Mit Hundebürsten darf nun das Fell gepflegt werden, eine Aufgabe, der sich manche mit Inbrunst widmen. Der Hund wird dann mitsamt Hocker weitergeschoben, sodass jeder mal dran ist. Dann verteilt Dorothea Stützel Bälle mit Kordeln, die in die Runde geworfen werden und von den Hunden sofort apportiert werden. Auch in ihrer Bewegung eingeschränkte Menschen bemühen sich sehr, den Hunden den Ball zuzuwerfen. Zum Schluss werden Leckerli verteilt, die die Hunde behutsam aus den Händen nehmen.

Mache Gespräche entspinnen sich, denn die meisten hier hatten früher Hunde. So wie die 92-jährige Maria Wefers. Sie wohnt erst seit Kurzem im Von-Broichhausen-Stift. Sie erzählt von ihrer Kindheit auf dem Bauernhof, von den Eltern, den Geschwistern und den zwei Hunden, die dort lebten. Dabei bürstet sie wie selbstverständlich das Fell einer Hündin. Zur Hundestunde kommt sie regelmäßig. Das sei so schön, findet sie.

Dorothea Stützel muss Fragen beantworten, was sie geduldig tut. Denn manche Fragen werden in jeder Woche wiederholt – einige Bewohner leiden an Demenz. Und genießen vielleicht deshalb den Kontakt zu den Tieren ganz besonders. „Die Hunde kennen keine Vorbehalte, machen keine Unterschiede. Die Leute fühlen sich zu 100 Prozent angenommen“, erzählt Dorothea Stützel.

Vor vielen Jahren war sie über eine Suchanzeige des Kempener Freiwilligendienstes zum Von-Broichhausen-Stift gekommen. Bei ihrem Vorstellungsbesuch war sie erst gar nicht bis zur Heimleitung vorgedrungen, da die Hunde bereits vorher mit Beschlag belegt waren – von begeisterten Bewohnern und Mitarbeitern. Seitdem besucht sie einmal in der Woche für eine Stunde das Haus – ehrenamtlich.

Einige Bewohner, die aus verschiedenen Gründen ihr Zimmer nicht verlassen, werden mit den Hunden dort besucht. Und sehnsüchtig erwartet. Dorothea Stützel berichtet von einer inzwischen verstorbenen Bewohnerin, die an spastischen Lähmungen litt und mit dem einen noch beweglichen Arm selig den Hund umfing. Eine Begegnung, die allen Beteiligten Tränen in die Augen trieb.

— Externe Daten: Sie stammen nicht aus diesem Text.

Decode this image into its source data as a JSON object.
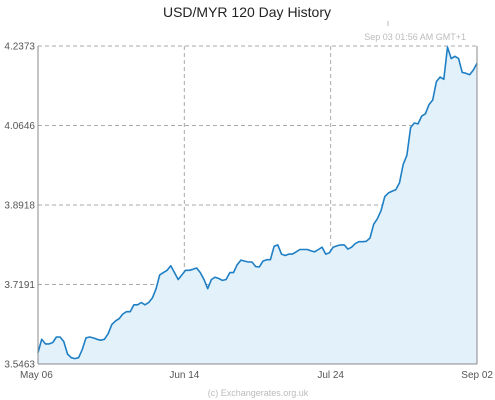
{
  "chart_data": {
    "type": "area",
    "title": "USD/MYR  120 Day History",
    "timestamp": "Sep 03  01:56 AM GMT+1",
    "credit": "(c) Exchangerates.org.uk",
    "x_tick_labels": [
      "May 06",
      "Jun 14",
      "Jul 24",
      "Sep 02"
    ],
    "y_tick_labels": [
      "4.2373",
      "4.0646",
      "3.8918",
      "3.7191",
      "3.5463"
    ],
    "ylim": [
      3.5463,
      4.2373
    ],
    "grid": true,
    "colors": {
      "line": "#1f7fc4",
      "fill": "#e3f1fa",
      "grid": "#aaaaaa"
    },
    "series": [
      {
        "values": [
          3.571,
          3.6,
          3.59,
          3.59,
          3.593,
          3.605,
          3.605,
          3.595,
          3.568,
          3.56,
          3.558,
          3.56,
          3.578,
          3.603,
          3.605,
          3.603,
          3.6,
          3.598,
          3.6,
          3.612,
          3.632,
          3.64,
          3.645,
          3.655,
          3.66,
          3.66,
          3.675,
          3.675,
          3.68,
          3.675,
          3.68,
          3.69,
          3.71,
          3.74,
          3.745,
          3.75,
          3.76,
          3.745,
          3.73,
          3.74,
          3.75,
          3.75,
          3.752,
          3.755,
          3.745,
          3.73,
          3.71,
          3.73,
          3.735,
          3.732,
          3.728,
          3.73,
          3.745,
          3.745,
          3.762,
          3.772,
          3.77,
          3.768,
          3.768,
          3.758,
          3.757,
          3.77,
          3.773,
          3.773,
          3.802,
          3.805,
          3.785,
          3.782,
          3.785,
          3.785,
          3.79,
          3.795,
          3.795,
          3.795,
          3.792,
          3.79,
          3.795,
          3.8,
          3.785,
          3.788,
          3.8,
          3.803,
          3.805,
          3.805,
          3.796,
          3.8,
          3.808,
          3.812,
          3.812,
          3.813,
          3.82,
          3.85,
          3.862,
          3.88,
          3.91,
          3.918,
          3.922,
          3.925,
          3.94,
          3.98,
          4.0,
          4.06,
          4.07,
          4.068,
          4.085,
          4.09,
          4.11,
          4.12,
          4.16,
          4.17,
          4.165,
          4.235,
          4.21,
          4.215,
          4.21,
          4.18,
          4.178,
          4.175,
          4.185,
          4.2
        ]
      }
    ]
  }
}
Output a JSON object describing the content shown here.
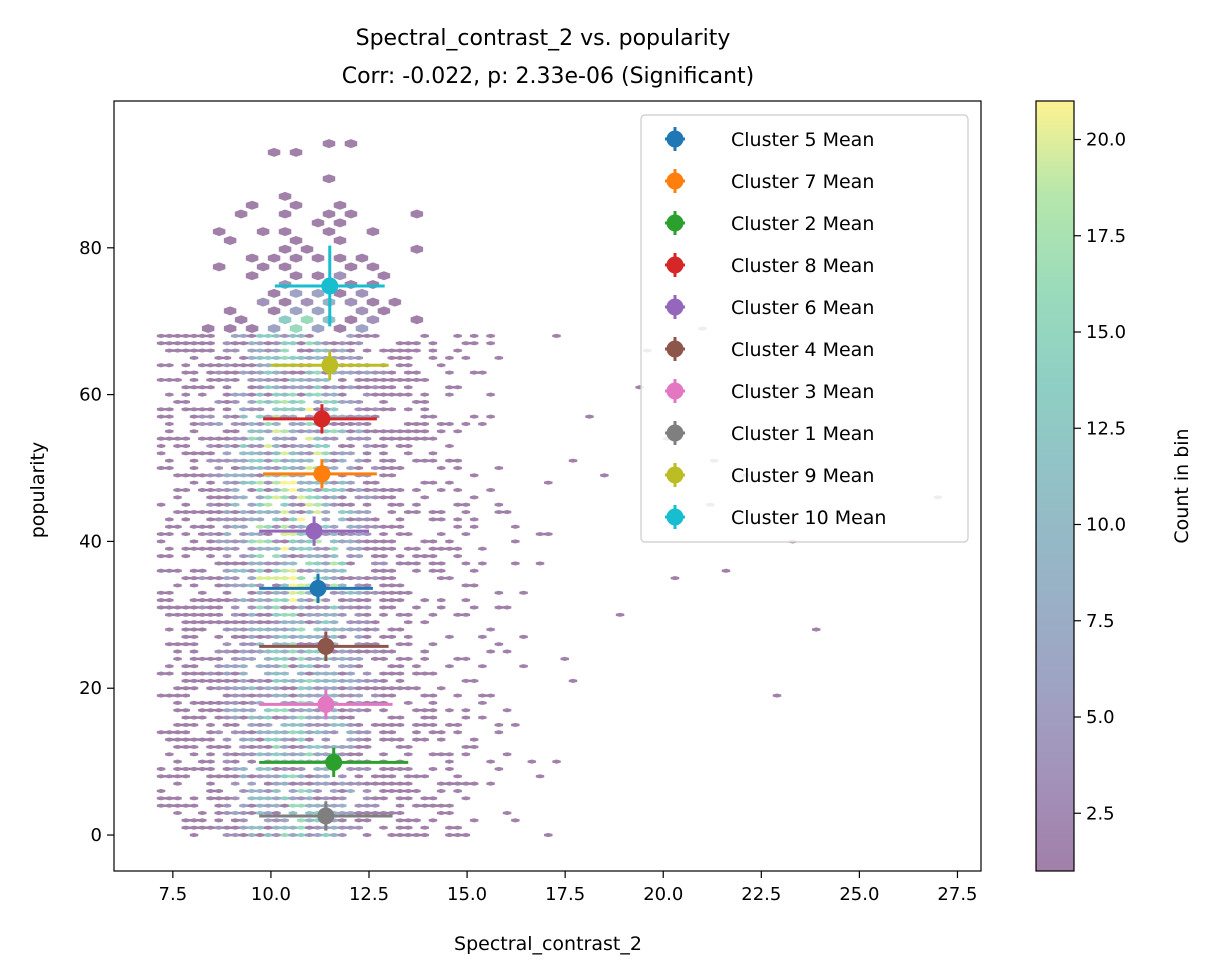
{
  "chart_data": {
    "type": "scatter",
    "title": "Spectral_contrast_2 vs. popularity",
    "subtitle": "Corr: -0.022, p: 2.33e-06 (Significant)",
    "xlabel": "Spectral_contrast_2",
    "ylabel": "popularity",
    "xlim": [
      6.0,
      28.1
    ],
    "ylim": [
      -4.9,
      100.0
    ],
    "x_ticks": [
      "7.5",
      "10.0",
      "12.5",
      "15.0",
      "17.5",
      "20.0",
      "22.5",
      "25.0",
      "27.5"
    ],
    "y_ticks": [
      "0",
      "20",
      "40",
      "60",
      "80"
    ],
    "grid": false,
    "legend_position": "upper-right",
    "background": "hexbin density of individual tracks",
    "colorbar": {
      "label": "Count in bin",
      "range": [
        1,
        21
      ],
      "ticks": [
        "2.5",
        "5.0",
        "7.5",
        "10.0",
        "12.5",
        "15.0",
        "17.5",
        "20.0"
      ],
      "colormap": "viridis",
      "alpha": 0.5
    },
    "series": [
      {
        "name": "Cluster 5 Mean",
        "color": "#1f77b4",
        "x": 11.2,
        "y": 33.6,
        "xerr": [
          1.5,
          1.4
        ],
        "yerr": 2.0
      },
      {
        "name": "Cluster 7 Mean",
        "color": "#ff7f0e",
        "x": 11.3,
        "y": 49.2,
        "xerr": [
          1.5,
          1.4
        ],
        "yerr": 2.0
      },
      {
        "name": "Cluster 2 Mean",
        "color": "#2ca02c",
        "x": 11.6,
        "y": 9.9,
        "xerr": [
          1.9,
          1.9
        ],
        "yerr": 2.0
      },
      {
        "name": "Cluster 8 Mean",
        "color": "#d62728",
        "x": 11.3,
        "y": 56.7,
        "xerr": [
          1.5,
          1.4
        ],
        "yerr": 2.0
      },
      {
        "name": "Cluster 6 Mean",
        "color": "#9467bd",
        "x": 11.1,
        "y": 41.4,
        "xerr": [
          1.4,
          1.4
        ],
        "yerr": 2.0
      },
      {
        "name": "Cluster 4 Mean",
        "color": "#8c564b",
        "x": 11.4,
        "y": 25.7,
        "xerr": [
          1.7,
          1.6
        ],
        "yerr": 2.0
      },
      {
        "name": "Cluster 3 Mean",
        "color": "#e377c2",
        "x": 11.4,
        "y": 17.8,
        "xerr": [
          1.7,
          1.7
        ],
        "yerr": 2.0
      },
      {
        "name": "Cluster 1 Mean",
        "color": "#7f7f7f",
        "x": 11.4,
        "y": 2.6,
        "xerr": [
          1.7,
          1.7
        ],
        "yerr": 2.0
      },
      {
        "name": "Cluster 9 Mean",
        "color": "#bcbd22",
        "x": 11.5,
        "y": 64.0,
        "xerr": [
          1.5,
          1.5
        ],
        "yerr": 2.0
      },
      {
        "name": "Cluster 10 Mean",
        "color": "#17becf",
        "x": 11.5,
        "y": 74.8,
        "xerr": [
          1.4,
          1.4
        ],
        "yerr": 5.5
      }
    ]
  }
}
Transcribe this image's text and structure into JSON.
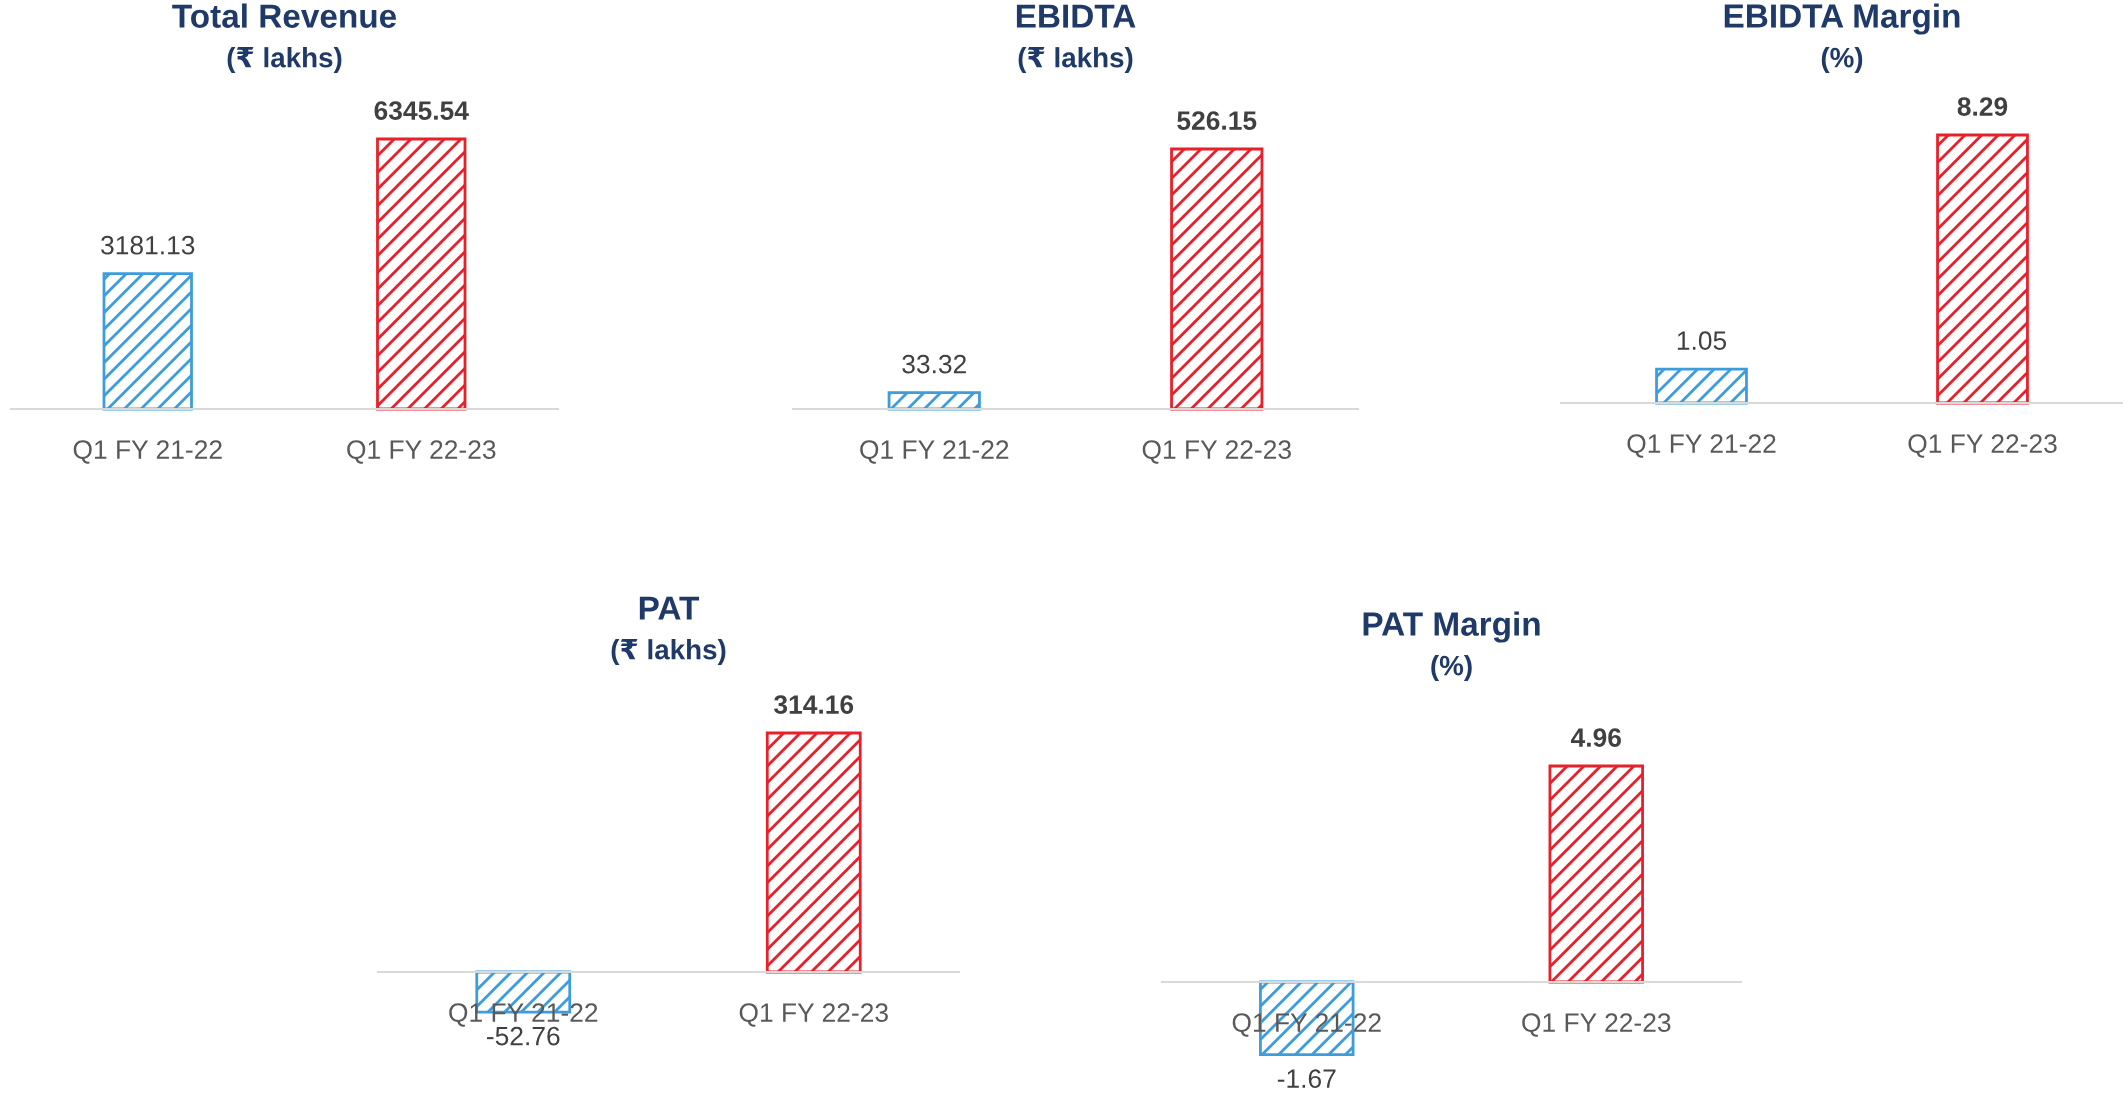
{
  "chart_data": [
    {
      "type": "bar",
      "title": "Total Revenue",
      "subtitle": "(₹ lakhs)",
      "categories": [
        "Q1 FY 21-22",
        "Q1 FY 22-23"
      ],
      "values": [
        3181.13,
        6345.54
      ],
      "colors": [
        "#3d9ddc",
        "#e8202a"
      ],
      "data_labels": true,
      "tick_labels": "x"
    },
    {
      "type": "bar",
      "title": "EBIDTA",
      "subtitle": "(₹ lakhs)",
      "categories": [
        "Q1 FY 21-22",
        "Q1 FY 22-23"
      ],
      "values": [
        33.32,
        526.15
      ],
      "colors": [
        "#3d9ddc",
        "#e8202a"
      ],
      "data_labels": true,
      "tick_labels": "x"
    },
    {
      "type": "bar",
      "title": "EBIDTA Margin",
      "subtitle": "(%)",
      "categories": [
        "Q1 FY 21-22",
        "Q1 FY 22-23"
      ],
      "values": [
        1.05,
        8.29
      ],
      "colors": [
        "#3d9ddc",
        "#e8202a"
      ],
      "data_labels": true,
      "tick_labels": "x"
    },
    {
      "type": "bar",
      "title": "PAT",
      "subtitle": "(₹ lakhs)",
      "categories": [
        "Q1 FY 21-22",
        "Q1 FY 22-23"
      ],
      "values": [
        -52.76,
        314.16
      ],
      "colors": [
        "#3d9ddc",
        "#e8202a"
      ],
      "data_labels": true,
      "tick_labels": "x"
    },
    {
      "type": "bar",
      "title": "PAT Margin",
      "subtitle": "(%)",
      "categories": [
        "Q1 FY 21-22",
        "Q1 FY 22-23"
      ],
      "values": [
        -1.67,
        4.96
      ],
      "colors": [
        "#3d9ddc",
        "#e8202a"
      ],
      "data_labels": true,
      "tick_labels": "x"
    }
  ]
}
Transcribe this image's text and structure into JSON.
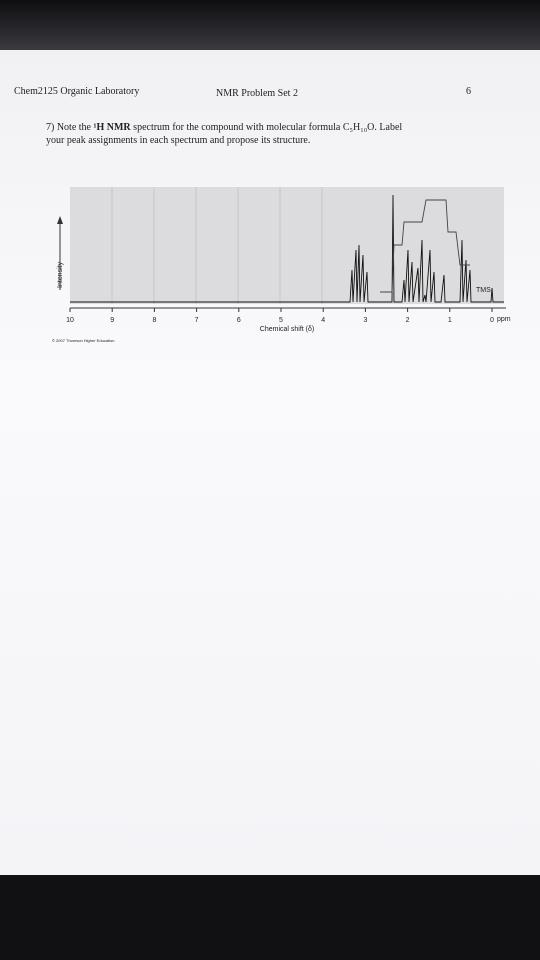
{
  "header": {
    "left": "Chem2125 Organic Laboratory",
    "center": "NMR Problem Set 2",
    "right": "6"
  },
  "question": {
    "line1": [
      "7) Note the ",
      "¹H NMR",
      " spectrum for the compound with molecular formula C₅H₁₀O. Label"
    ],
    "line2": "your peak assignments in each spectrum and propose its structure."
  },
  "figure": {
    "y_label": "Intensity",
    "x_label": "Chemical shift (δ)",
    "tms": "TMS",
    "unit": "ppm",
    "x_ticks": [
      10,
      9,
      8,
      7,
      6,
      5,
      4,
      3,
      2,
      1,
      0
    ],
    "credit": "© 2007 Thomson Higher Education"
  }
}
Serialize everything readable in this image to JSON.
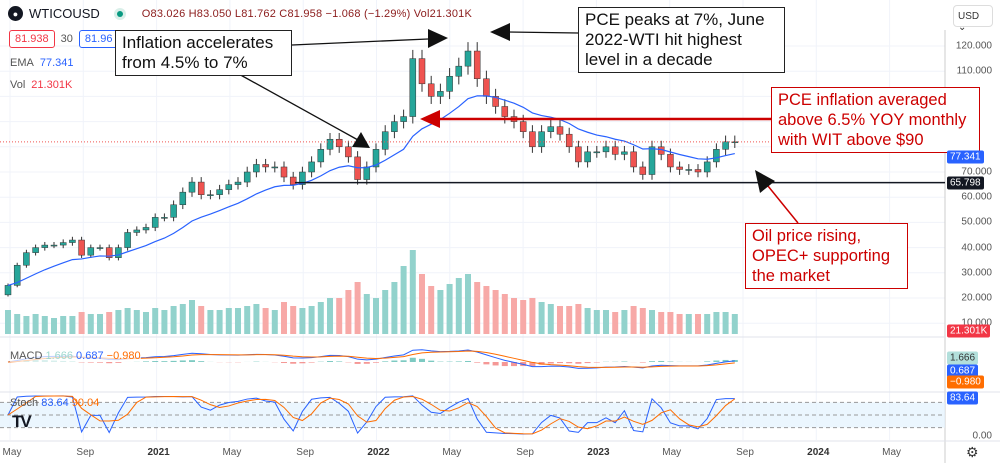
{
  "header": {
    "symbol": "WTICOUSD",
    "ohlc": "O83.026 H83.050 L81.762 C81.958 −1.068 (−1.29%) Vol21.301K",
    "sell_price": "81.938",
    "spread": "30",
    "buy_price": "81.96",
    "ema_label": "EMA",
    "ema_value": "77.341",
    "vol_label": "Vol",
    "vol_value": "21.301K",
    "currency": "USD"
  },
  "indicators": {
    "macd_label": "MACD",
    "macd_hist": "1.666",
    "macd_line": "0.687",
    "macd_signal": "−0.980",
    "stoch_label": "Stoch",
    "stoch_k": "83.64",
    "stoch_d": "90.04"
  },
  "annotations": {
    "a1": "Inflation accelerates from 4.5% to 7%",
    "a2": "PCE peaks at 7%, June 2022-WTI hit highest level in a decade",
    "a3": "PCE inflation averaged above 6.5%  YOY  monthly with WIT above $90",
    "a4": "Oil price rising, OPEC+ supporting the market"
  },
  "price_axis": {
    "labels": [
      "120.000",
      "110.000",
      "70.000",
      "60.000",
      "50.000",
      "40.000",
      "30.000",
      "20.000",
      "10.000"
    ],
    "ema_tag": "77.341",
    "support_tag": "65.798",
    "vol_tag": "21.301K",
    "macd_tags": [
      "1.666",
      "0.687",
      "−0.980"
    ],
    "stoch_tag": "83.64",
    "stoch_zero": "0.00"
  },
  "time_axis": [
    "May",
    "Sep",
    "2021",
    "May",
    "Sep",
    "2022",
    "May",
    "Sep",
    "2023",
    "May",
    "Sep",
    "2024",
    "May"
  ],
  "colors": {
    "up": "#26a69a",
    "down": "#ef5350",
    "ema": "#2962ff",
    "annotation_red": "#c00000"
  },
  "chart_data": {
    "type": "candlestick",
    "title": "WTICOUSD",
    "period": "bi-weekly (approx.)",
    "start": "2020-05",
    "support_level": 65.798,
    "highlight_level": 100,
    "current_price": 81.938,
    "ylim": [
      5,
      125
    ],
    "close": [
      25,
      33,
      38,
      40,
      41,
      41,
      42,
      43,
      37,
      40,
      40,
      36,
      40,
      46,
      47,
      48,
      52,
      52,
      57,
      62,
      66,
      61,
      61,
      63,
      65,
      66,
      70,
      73,
      72,
      72,
      68,
      65,
      70,
      74,
      79,
      83,
      80,
      76,
      67,
      72,
      79,
      86,
      90,
      92,
      115,
      105,
      100,
      102,
      108,
      112,
      118,
      107,
      100,
      96,
      92,
      90,
      86,
      80,
      86,
      88,
      85,
      80,
      74,
      78,
      78,
      80,
      77,
      78,
      72,
      69,
      80,
      77,
      72,
      71,
      71,
      70,
      74,
      79,
      82,
      82
    ],
    "volume": [
      12,
      10,
      9,
      10,
      9,
      8,
      9,
      9,
      11,
      10,
      10,
      11,
      12,
      13,
      12,
      11,
      13,
      12,
      14,
      15,
      17,
      14,
      12,
      12,
      13,
      13,
      14,
      15,
      13,
      12,
      16,
      14,
      13,
      14,
      16,
      18,
      18,
      22,
      26,
      20,
      18,
      22,
      26,
      34,
      42,
      30,
      24,
      22,
      25,
      28,
      30,
      26,
      24,
      22,
      20,
      18,
      17,
      18,
      16,
      15,
      14,
      14,
      15,
      13,
      12,
      12,
      11,
      12,
      14,
      13,
      12,
      11,
      11,
      10,
      10,
      10,
      10,
      11,
      11,
      10
    ]
  }
}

Ihre Collies gehören nicht der hier vorherrschenden englischen Linie an, sondern wurden zur Auffrischung der Blutlinien aus den USA importiert. Die amerikanischen Collies seien gleich ihrem filmischen Vorbild „Lassie“ größer und nervenstärker als ihre englischen Verwandten, erzählt Dorothea Stützel, und dadurch besser als Therapiehunde geeignet. „Die Hunde sind gleichzeitig sehr sensibel und empathisch, sie ,lesen‘ den Menschen“, sagt sie. Ausgesuchte Hunde aus ihrer Zucht „Wall Street Collies“ werden bewusst als Therapiehunde weitergegeben.

Die Stunde im Seniorenheim war für alle Beteiligten intensiv. Auch für die Hunde, die anschließend im großen Transportauto sofort in einen Tiefschlaf verfallen. Ausgleich gibt es zu Hause in Wachtendonk. „Dort sind die Hunde viele Stunden draußen auf dem Gelände unterwegs“, sagt Dorothea Stützel.